Just because a family isn’t required to have a plan doesn’t mean they cannot. It doesn’t hurt to do the paperwork to prepare for the worst, such as a spouse’s incapacitation and inability to care for their child.
What does the plan do?
In the instance that you and/or your spouse get deployed, sent to training or put on temporary service, your family care plan is there to outline who will care for your children or other dependents.
Plans specify caregivers, who have to be non-military civilians at least 21 years old. Service members set short- and long-term plans. For short-term absences, caregivers usually are in the living area of dependents. Caregivers assigned in the case of long-term absences don’t need to live nearby.
Although legal wills define who gets custody of children, family care plans define who takes care of them until permanent custody gets established.
Family care plans set up financial preparations to make sure families have the money they need. Details about moving a family are necessary, especially if children or elderly dependents are part of the move. Even if they are not deemed the caregiver, adoptive or biological parents have to be named on the plan. They also have to give their consent.
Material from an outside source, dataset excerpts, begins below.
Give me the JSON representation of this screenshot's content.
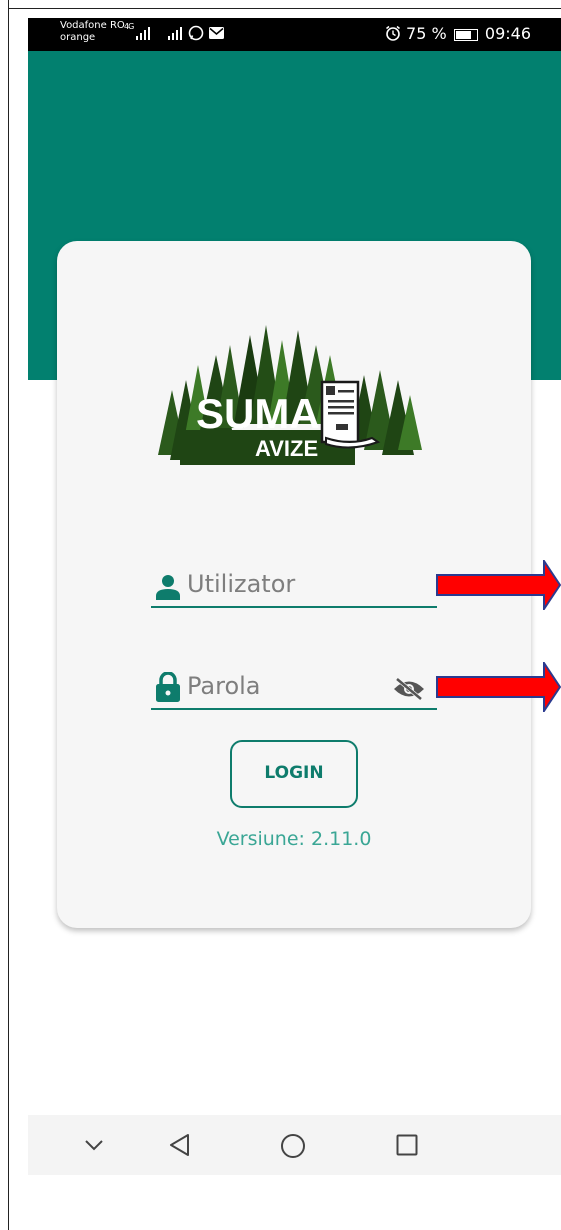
{
  "status_bar": {
    "carrier_line1": "Vodafone RO",
    "carrier_line2": "orange",
    "network": "4G",
    "battery": "75 %",
    "time": "09:46"
  },
  "login_card": {
    "logo_title": "SUMAL",
    "logo_subtitle": "AVIZE",
    "username_placeholder": "Utilizator",
    "password_placeholder": "Parola",
    "login_label": "LOGIN",
    "version_text": "Versiune: 2.11.0"
  },
  "colors": {
    "teal": "#02806f",
    "accent": "#0e7c6c",
    "version_text": "#3aa695",
    "annotation_arrow": "#ff0000"
  },
  "icons": [
    "person-icon",
    "lock-icon",
    "eye-off-icon",
    "alarm-icon",
    "whatsapp-icon",
    "mail-icon",
    "battery-icon"
  ],
  "navigation_bar": {
    "buttons": [
      "chevron-down-icon",
      "back-icon",
      "home-icon",
      "recents-icon"
    ]
  }
}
How do I complete a Family care plan?
Once a service member becomes a single parent or part of a military couple with a child, he or she has 30 days to tell a commander, a commander’s representative or a supervisor about the change. Then the service member has 60 days to submit a family care plan. Not doing so may result in separation from the military.
The Department of Defense instructions cover all the minutiae. Meet with a commander, a commander’s designated representative or a supervisor for assistance in creating a family care plan. Review from your commander helps you and your family piece everything together.
In the end, he or she will approve of the plan, giving your family peace of mind in case you are asked to serve.